Least-privilege tool scoping — a hard boundary on what each tool exposes T2

Each tool in an agent's catalog should expose only the methods, resources, and parameter ranges its designated role requires. Over-broad tool surfaces let individually authorised primitives compose into actions no human intended to grant; narrowing the scope at design time reduces both the attack surface and the blast radius of any compromise.

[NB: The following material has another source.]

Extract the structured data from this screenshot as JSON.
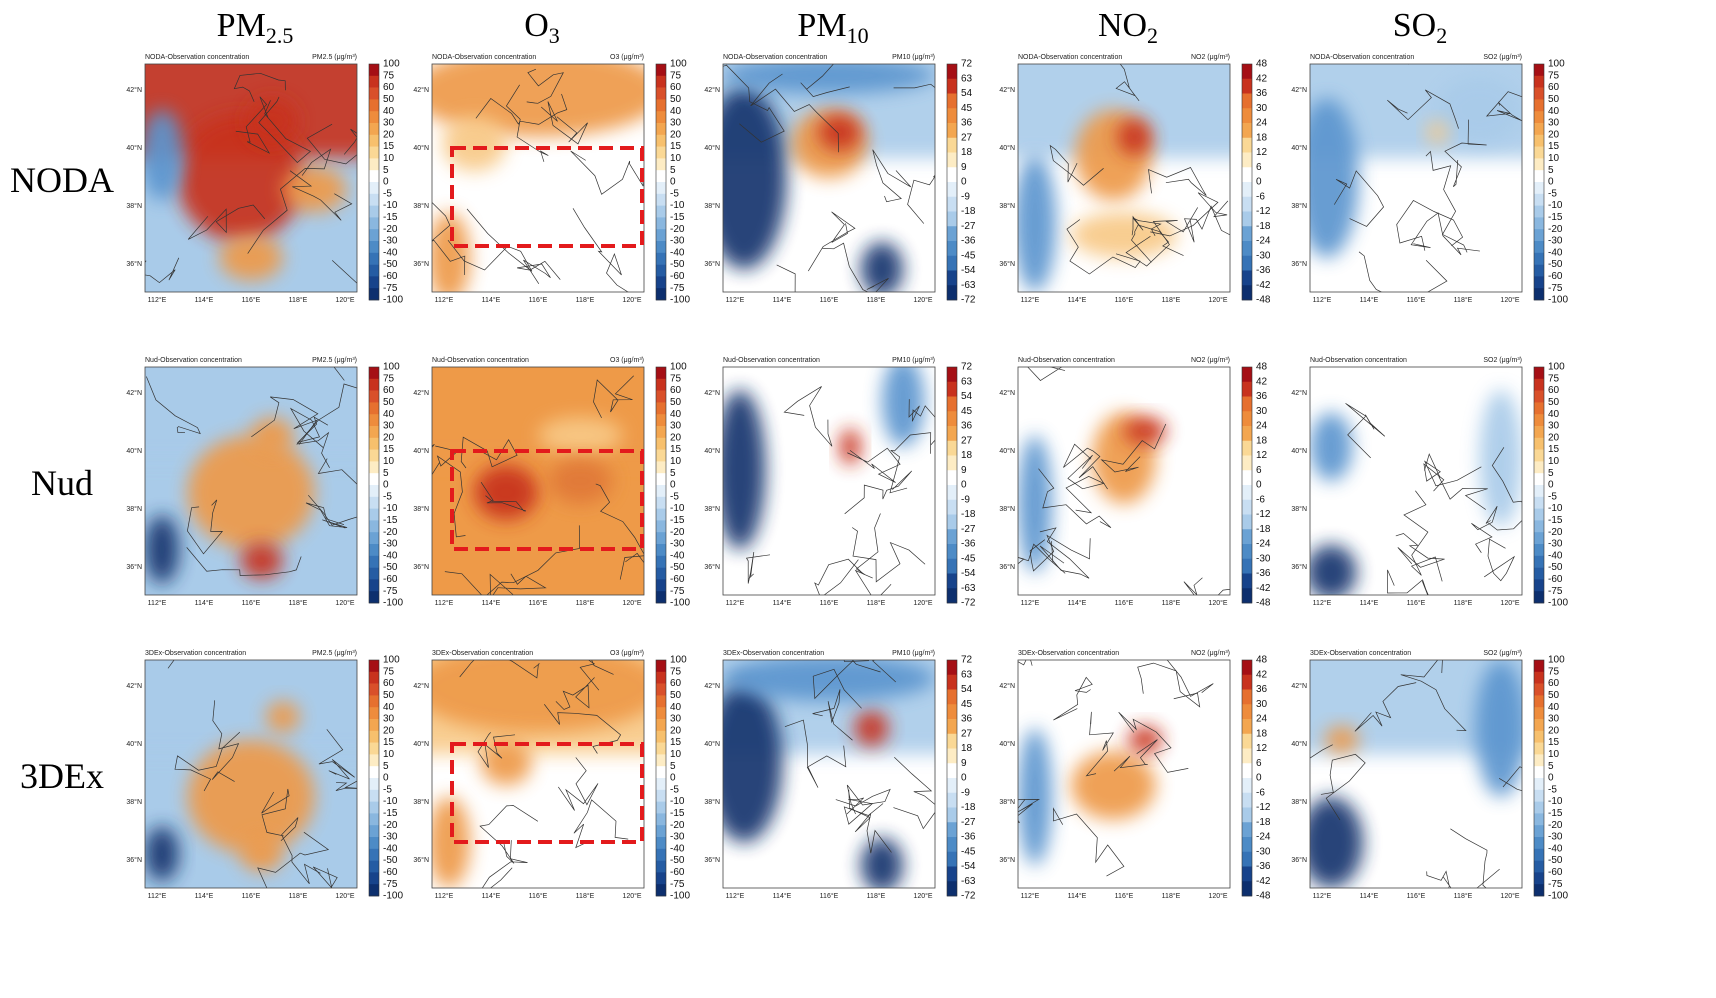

Intent attestation tokens — a cryptographic binding from user approval to tool execution T3

An agent acts on behalf of the user, but nothing in a standard OAuth bearer token records what the user actually approved. If the agent's planning is manipulated, it can invoke tools with parameters the user never sanctioned, while presenting credentials that look valid. Intent attestation fixes this by issuing a short-lived signed token that encodes the exact action and parameter envelope the user authorised, and requiring the resource server to verify that envelope before executing the call.